Compilation album by Various Artists
- Released: January 27, 2004
- Genre: CCM, Gospel
- Label: Verity Records

Various Artists chronology
| WOW Gospel 2003 (2003) | WOW Gospel 2004 (2004) | WOW Gospel 2005 (2005) |

= WOW Gospel 2004 =

WOW Gospel 2004 is a gospel music compilation album from the WOW series. Released January 27, 2004, it includes thirty songs on a double CD album. It reached number 27 on the Billboard 200 chart in 2004, and hit number one on the Top Gospel Albums chart that year and also in 2006; it made number 19 on the Top R&B/Hip-Hop Albums chart in 2004. The album cover pays tribute to Houston, Texas.
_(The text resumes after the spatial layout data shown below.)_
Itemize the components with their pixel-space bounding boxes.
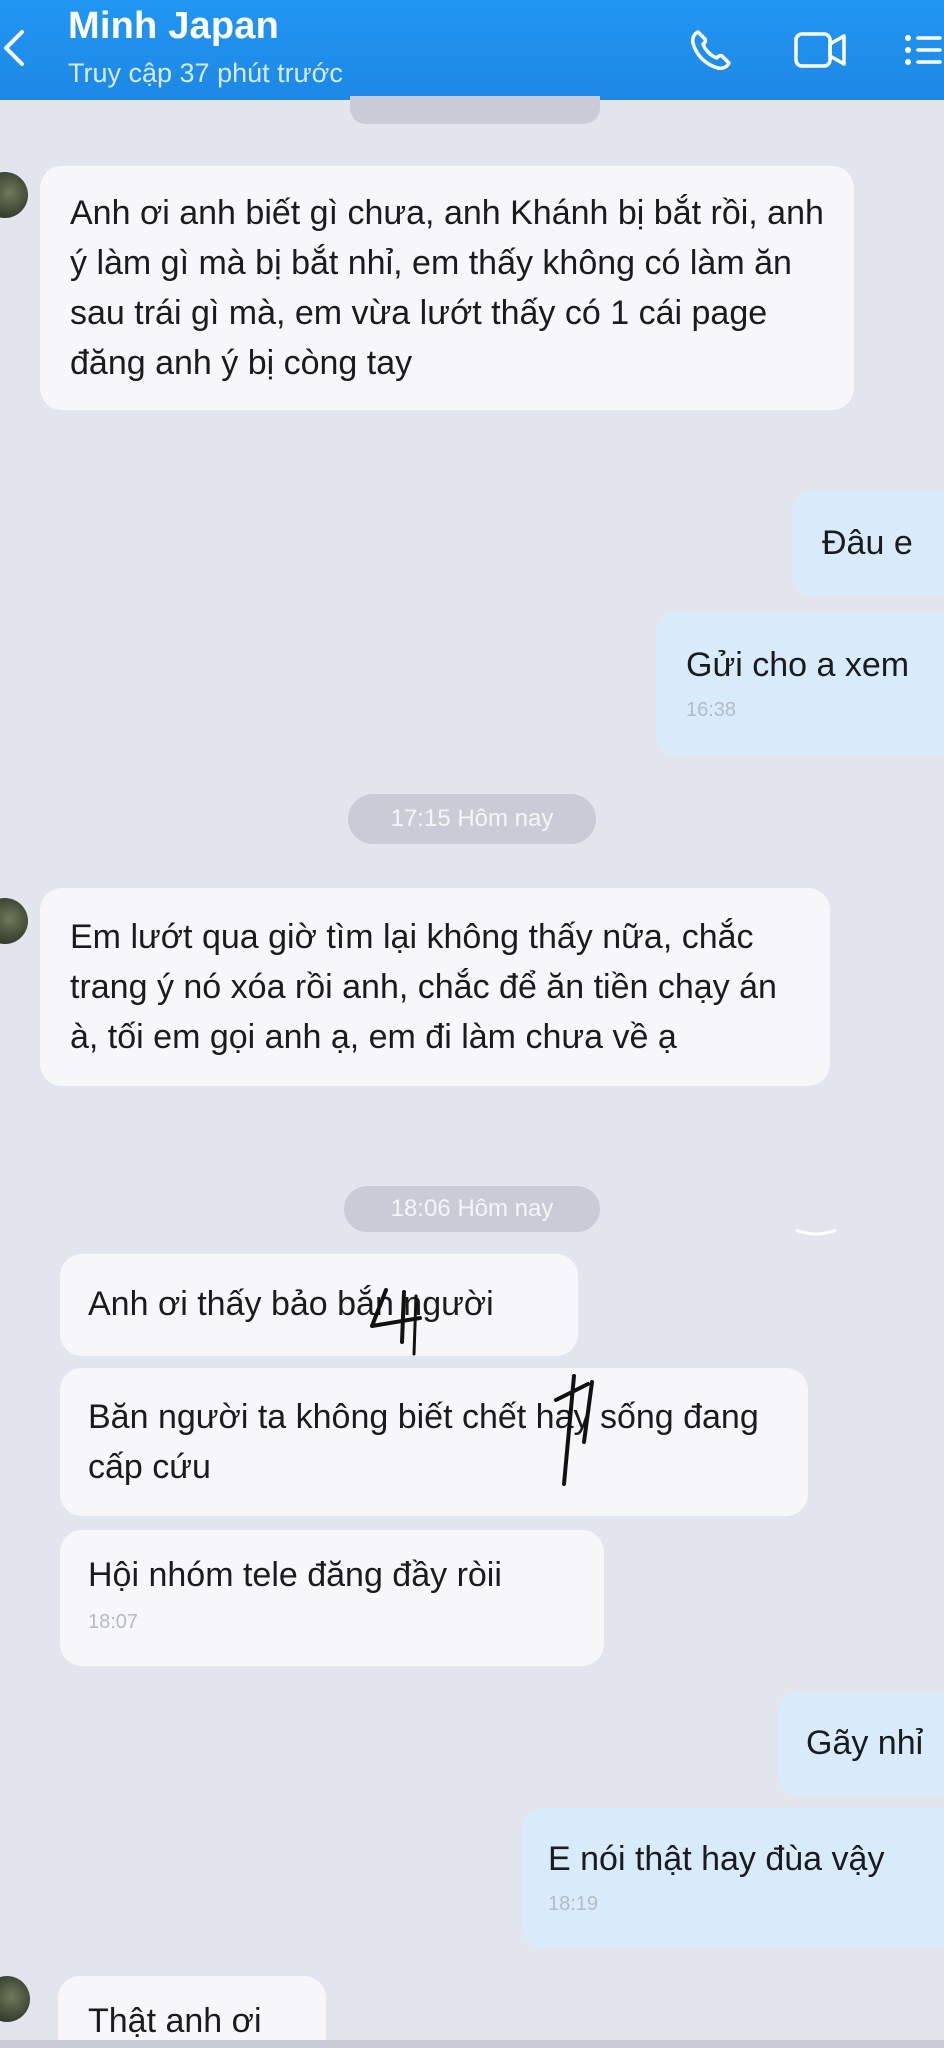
chat-header: Minh Japan Truy cập 37 phút trước xyxy=(0,0,944,100)
message-bubble-outgoing[interactable]: Gãy nhỉ xyxy=(778,1692,944,1796)
message-text: Đâu e xyxy=(822,524,913,562)
message-text: Hội nhóm tele đăng đầy ròii xyxy=(88,1556,502,1594)
avatar[interactable] xyxy=(0,898,28,944)
message-text: Anh ơi anh biết gì chưa, anh Khánh bị bắ… xyxy=(70,194,824,382)
message-bubble-incoming[interactable]: Anh ơi anh biết gì chưa, anh Khánh bị bắ… xyxy=(40,166,854,410)
message-text: E nói thật hay đùa vậy xyxy=(548,1840,885,1878)
message-bubble-incoming[interactable]: Băn người ta không biết chết hay sống đa… xyxy=(60,1368,808,1516)
bottom-edge xyxy=(0,2040,944,2048)
time-pill: 17:15 Hôm nay xyxy=(348,794,596,844)
message-time: 16:38 xyxy=(686,699,737,721)
message-bubble-outgoing[interactable]: E nói thật hay đùa vậy 18:19 xyxy=(522,1808,944,1948)
message-text: Anh ơi thấy bảo bắn người xyxy=(88,1285,494,1323)
message-text: Thật anh ơi xyxy=(88,2002,262,2040)
redaction-scribble xyxy=(554,1374,594,1486)
time-pill-hidden xyxy=(350,96,600,124)
message-time: 18:19 xyxy=(548,1893,599,1915)
avatar[interactable] xyxy=(0,172,28,218)
message-text: Băn người ta không biết chết hay sống đa… xyxy=(88,1398,759,1486)
time-pill: 18:06 Hôm nay xyxy=(344,1186,600,1232)
back-icon[interactable] xyxy=(0,26,28,70)
message-time: 18:07 xyxy=(88,1611,139,1633)
message-text: Gãy nhỉ xyxy=(806,1724,924,1762)
menu-icon[interactable] xyxy=(900,22,944,78)
phone-icon[interactable] xyxy=(682,22,742,78)
message-bubble-outgoing[interactable]: Đâu e xyxy=(792,490,944,596)
avatar[interactable] xyxy=(0,1976,30,2022)
message-bubble-incoming[interactable]: Em lướt qua giờ tìm lại không thấy nữa, … xyxy=(40,888,830,1086)
redaction-scribble xyxy=(370,1288,422,1356)
message-text: Gửi cho a xem xyxy=(686,646,910,684)
video-call-icon[interactable] xyxy=(790,22,850,78)
message-bubble-outgoing[interactable]: Gửi cho a xem 16:38 xyxy=(656,612,944,756)
message-bubble-incoming[interactable]: Thật anh ơi xyxy=(58,1976,326,2048)
last-seen-status: Truy cập 37 phút trước xyxy=(68,58,343,88)
message-text: Em lướt qua giờ tìm lại không thấy nữa, … xyxy=(70,918,777,1056)
message-bubble-incoming[interactable]: Hội nhóm tele đăng đầy ròii 18:07 xyxy=(60,1530,604,1666)
contact-name[interactable]: Minh Japan xyxy=(68,2,279,50)
message-bubble-incoming[interactable]: Anh ơi thấy bảo bắn người xyxy=(60,1254,578,1356)
divider-mark xyxy=(795,1228,837,1236)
In 2005 the album was certified as platinum in the US by the Recording Industry Association of America (RIAA).

Professional ratings
Review scores
| Source | Rating |
| Allmusic | Star |
| Christianity Today | (favourable) |

== Track listing ==

=== Disc 1 ===

1. Brighter Day - Kirk Franklin - 5:41
2. I Almost Let Go - Kurt Carr & The Kurt Carr Singers - 5:41
3. You Are God Alone - Marvin Sapp - 5:31
4. You Are God - Darwin Hobbs - 5:52
5. Still Say Thank You (live) - Smokie Norful - 5:47
6. Doesn't Really Matter - Tonéx featuring Applejaxx - 3:48
7. It's Already Done - Bishop T.D. Jakes & The Potter's House Mass Choir - 5:15
8. Worthy - Virtue - 3:30
9. My Everything (Praise Waiteth) - Richard Smallwood/Vision - 5:48
10. Holy - Donnie McClurkin - 5:44
11. I Need You To Survive - Hezekiah Walker & The Love Fellowship Choir - 5:35
12. Bless Me (Prayer Of Jabez) - Donald Lawrence & The Tri-City Singers - 4:58
13. Wade In The Water - The Blind Boys Of Alabama - 3:33
14. Jesus - Debra Killings - 4:43

=== Disc 2 ===

1. You Are My Daily Bread - Fred Hammond - 4:21
2. Shake Yourself Loose - Vickie Winans - 4:46
3. I Won't Let Go - John P. Kee & New Life - 4:53
4. You Can't Hurry God - Dorinda Clark Cole - 5:42
5. Worship Medley (Joy Of The Lord/Oh The Glory) - Deitrick Haddon - 5:15
6. When I Enter Your Rest - Joann Rosario - 4:30
7. Exalted Praise - CeCe Winans presents The Born Again Church Choir - 4:25
8. There's Nothing Too Hard - Lamar Campbell & Spirit Of Praise - 4:37
9. Come Ye Disconsolate - Ted & Sheri - 5:44
10. It's In My Heart - Harvey Watkins Jr. feat. Doug Williams and Melvin Williams - 5:18
11. He's Coming Back - 7 Sons of Soul - 4:49
12. Afterwhile - Keith "Wonderboy" Johnson - 4:04
13. Amazing Grace - Shirley Caesar - 4:13
14. Higher In The Lord - Beverly Crawford - 4:01
15. Right On Time - Lee Williams & The Spiritual QC's - 5:32
16. View The City - RiZen - 4:18

== Certifications ==

| Region | Certification | Certified units/sales |
| United States (RIAA) | Platinum | 1,000,000^{^} |
^{^} Shipments figures based on certification alone.